Closure conversion.
Here's the full L5 language:
e ::= (lambda (x ...) e)
| x
| (let ([x e]) e)
| (letrec ([x e]) e)
| (if e e e)
| (new-tuple e ...)
| (begin e e)
| (e e ...) ;; application expression
| prim
| num
prim ::= biop
| pred
| print
| new-array
| aref
| aset
| alen
biop ::= + | - | * | < | <= | =
pred ::= number? | a?
Goal: to turn a program in L5 into an L4 program.
The key difference is that functions in L4 are all at the top (also we
have to eliminate letrec expressions; see the end of the notes for
that). So we need to find a way to lift out all functions. The only
thing stopping us from doing that is the free variables in the body of
the function.
So, the way we do this is to create closures, via a program
transformation. Namely, we create a pair that holds a label with the
values of the free variables to stand for the lambda expression,
and we pass that around at runtime. Then, when we call the function,
we supply the extra variables (in the tuple) as an extra argument.
For example, consider the inner procedure here:
(let ([x 1])
(let ([f (lambda (y) (+ x y))])
(f 1)))
There are two free variables in the body, x and y. Since y is the
argument, we don't need to worry about it. That leaves x and means
that that procedure needs turn into this closure record:
(make-closure :f (new-tuple x))
where we have this :f defined at the top level:
(:f (vars y) (+ (area vars 0) y))
and then the call site has to change too:
((closure-proc f) (closure-vars f) 1)
meaning we get this L4 program:
((let ([x 1])
(let ([f (make-closure :f (new-tuple x))])
((closure-proc f) (closure-vars f) 1)))
(:f (vars y) (+ (area vars 0) y)))
This example makes a few shortcuts, reusing the existing variable name
f and substituting (aref vars 0) into the body. To make this
transformation general purpose, however, we can in general introduce
lets.
Specifically, if we see
(lambda (x ...) e)
in the program, we replace it with
(make-closure :f (new-tuple y1 y2 ... y-n))
where (y1 y2 ... y-n) are the free variables in (lambda (x ...) e),
and we create a new procedure:
(:f (vars-tup x ...)
(let ([y1 (aref vars-tup 0)])
(let ([y2 (aref vars-tup 1)])
...
(let ([y-n (aref vars-tup n)])
e))))
Note that vars-tup does not need to be a fresh variable, but :f needs
to be a fresh label (this is relatively easy, however, since there are
no labels in L5 programs).
If we see an application expression:
(e0 e1 ... en)
then we replace it with this:
(let ([f e0])
((closure-proc f) (closure-vars f) e1 ... en))
Note that the 'f' needs to be a fresh variable here, since it must not
shadow any variables that are free in e1 ... en.
There are a three issues to clean up here, tho:
- L4 has an argument limit of 3 and L5 has no argument limit.
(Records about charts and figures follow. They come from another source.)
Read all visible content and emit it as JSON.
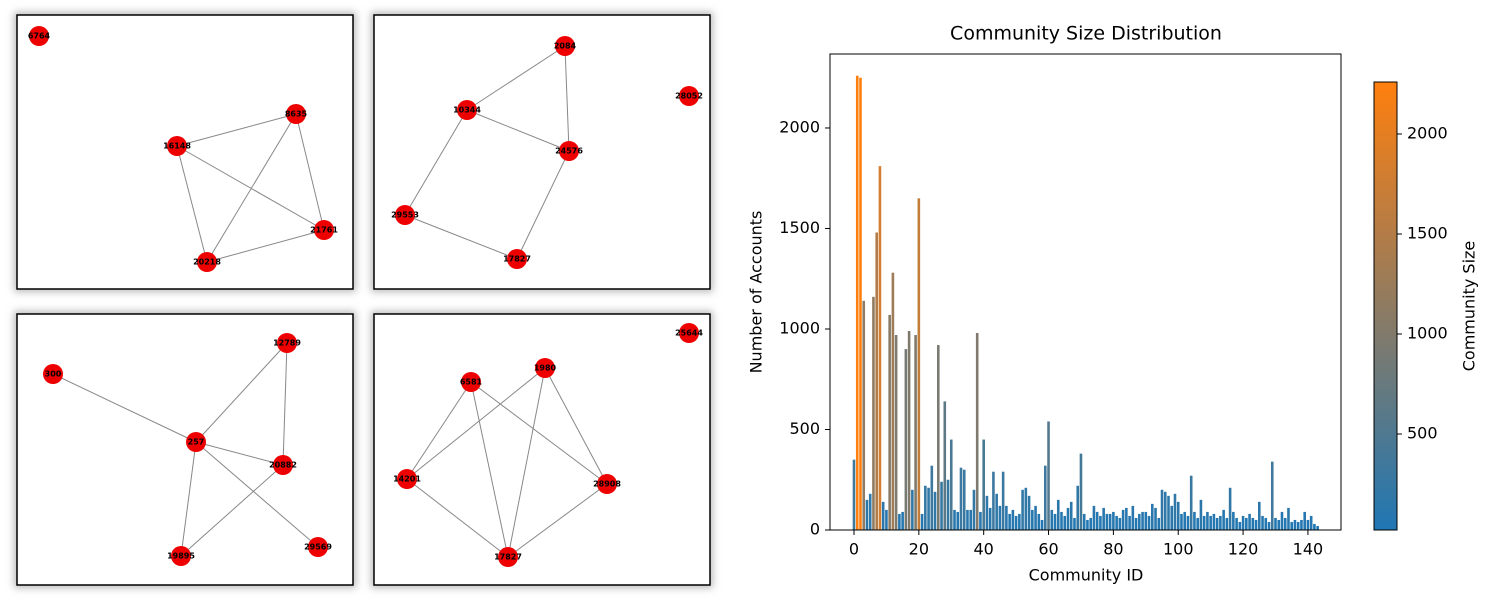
{
  "graphs": [
    {
      "nodes": [
        "6764",
        "8635",
        "16148",
        "21761",
        "20218"
      ]
    },
    {
      "nodes": [
        "2084",
        "10344",
        "28052",
        "24576",
        "29553",
        "17827"
      ]
    },
    {
      "nodes": [
        "12789",
        "300",
        "257",
        "20882",
        "19895",
        "29569"
      ]
    },
    {
      "nodes": [
        "25644",
        "1980",
        "6581",
        "14201",
        "28908",
        "17827"
      ]
    }
  ],
  "chart_data": {
    "type": "bar",
    "title": "Community Size Distribution",
    "xlabel": "Community ID",
    "ylabel": "Number of Accounts",
    "colorbar_label": "Community Size",
    "x": [
      0,
      1,
      2,
      3,
      4,
      5,
      6,
      7,
      8,
      9,
      10,
      11,
      12,
      13,
      14,
      15,
      16,
      17,
      18,
      19,
      20,
      21,
      22,
      23,
      24,
      25,
      26,
      27,
      28,
      29,
      30,
      31,
      32,
      33,
      34,
      35,
      36,
      37,
      38,
      39,
      40,
      41,
      42,
      43,
      44,
      45,
      46,
      47,
      48,
      49,
      50,
      51,
      52,
      53,
      54,
      55,
      56,
      57,
      58,
      59,
      60,
      61,
      62,
      63,
      64,
      65,
      66,
      67,
      68,
      69,
      70,
      71,
      72,
      73,
      74,
      75,
      76,
      77,
      78,
      79,
      80,
      81,
      82,
      83,
      84,
      85,
      86,
      87,
      88,
      89,
      90,
      91,
      92,
      93,
      94,
      95,
      96,
      97,
      98,
      99,
      100,
      101,
      102,
      103,
      104,
      105,
      106,
      107,
      108,
      109,
      110,
      111,
      112,
      113,
      114,
      115,
      116,
      117,
      118,
      119,
      120,
      121,
      122,
      123,
      124,
      125,
      126,
      127,
      128,
      129,
      130,
      131,
      132,
      133,
      134,
      135,
      136,
      137,
      138,
      139,
      140,
      141,
      142,
      143
    ],
    "values": [
      350,
      2260,
      2250,
      1140,
      150,
      180,
      1160,
      1480,
      1810,
      140,
      100,
      1070,
      1280,
      970,
      80,
      90,
      900,
      990,
      200,
      970,
      1650,
      80,
      220,
      210,
      320,
      190,
      920,
      240,
      640,
      250,
      450,
      100,
      90,
      310,
      300,
      100,
      100,
      200,
      980,
      90,
      450,
      170,
      110,
      290,
      180,
      120,
      290,
      120,
      80,
      100,
      70,
      80,
      200,
      210,
      170,
      100,
      120,
      80,
      50,
      320,
      540,
      100,
      80,
      150,
      90,
      70,
      110,
      140,
      60,
      220,
      380,
      80,
      50,
      60,
      120,
      90,
      70,
      110,
      80,
      80,
      90,
      70,
      60,
      100,
      110,
      70,
      120,
      60,
      80,
      90,
      90,
      70,
      130,
      110,
      60,
      200,
      190,
      170,
      120,
      180,
      140,
      80,
      90,
      70,
      270,
      90,
      60,
      150,
      70,
      90,
      70,
      80,
      60,
      70,
      100,
      60,
      210,
      90,
      60,
      40,
      70,
      60,
      80,
      60,
      50,
      140,
      70,
      60,
      40,
      340,
      60,
      50,
      90,
      60,
      110,
      40,
      50,
      40,
      50,
      90,
      50,
      70,
      30,
      20
    ],
    "cmap": [
      "#1f77b4",
      "#ff7f0e"
    ],
    "clim": [
      20,
      2260
    ],
    "cticks": [
      500,
      1000,
      1500,
      2000
    ],
    "xlim": [
      -7.4,
      150.2
    ],
    "xticks": [
      0,
      20,
      40,
      60,
      80,
      100,
      120,
      140
    ],
    "ylim": [
      0,
      2368
    ],
    "yticks": [
      0,
      500,
      1000,
      1500,
      2000
    ]
  }
}
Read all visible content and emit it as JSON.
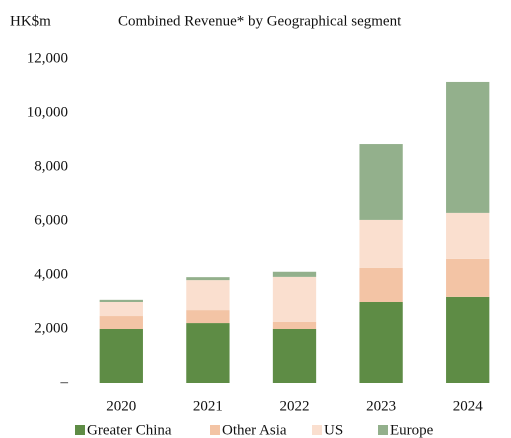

One way
to deal with this is to package up all of the arguments into a
second tuple and thus make every function that the compiler
generates take two arguments and the body then begins with two sets
of 'let' expressions, one that unpacks the arguments and one that
unpacks the closure variables.
But this causes problems because we do not have a garbage
collector, so any call to a recursive function is going allocate
(and thus probably run out of memory). So, instead, you need to
have a special case: if there are 2 or fewer arguments, pass them
directly as arguments. If there are 3 or more, create a tuple.
But watch out: the interpreters use GC so you won't see such bugs
with tests that allocate too much (so this means you may only fail
in the speed test....)
- when a primitive operation shows up in the function position of an
application, we need to just leave it there. But when it shows up
in some other place, we just turn it into lambda expression and
then closure convert it. For example:
(+ x y) => (+ x y)
(f +) => (f (lambda (x y) (+ x y)))
That way, all primitives show up in the function position of an
application and we already know how to deal with that newly created
lambda.
[ Note that although new-tuple is really a function, we treat it
specially and do not allow you to pass it around, because L5 does
not have n-ary functions. That is, each function has only one
fixed arity, but new-tuple's can accept any number of arguments
so if someone passes around new-tuple then we cannot closure
convert that program. ]
- letrec expressions. They need to turn into 'let's, like this:
(letrec ([x e1]) e2)
=>
(let ([x (new-tuple 0)])
(begin (aset x 0 e1[x:=(aref x 0)])
e2[x:=(aref x 0)]))
where the expression e[x:=(aref x 0)] means to replace
all *free* occurrences of 'x' in e with the expression
(aref x 0).
(The equation above is an L5 to L5 transformation.)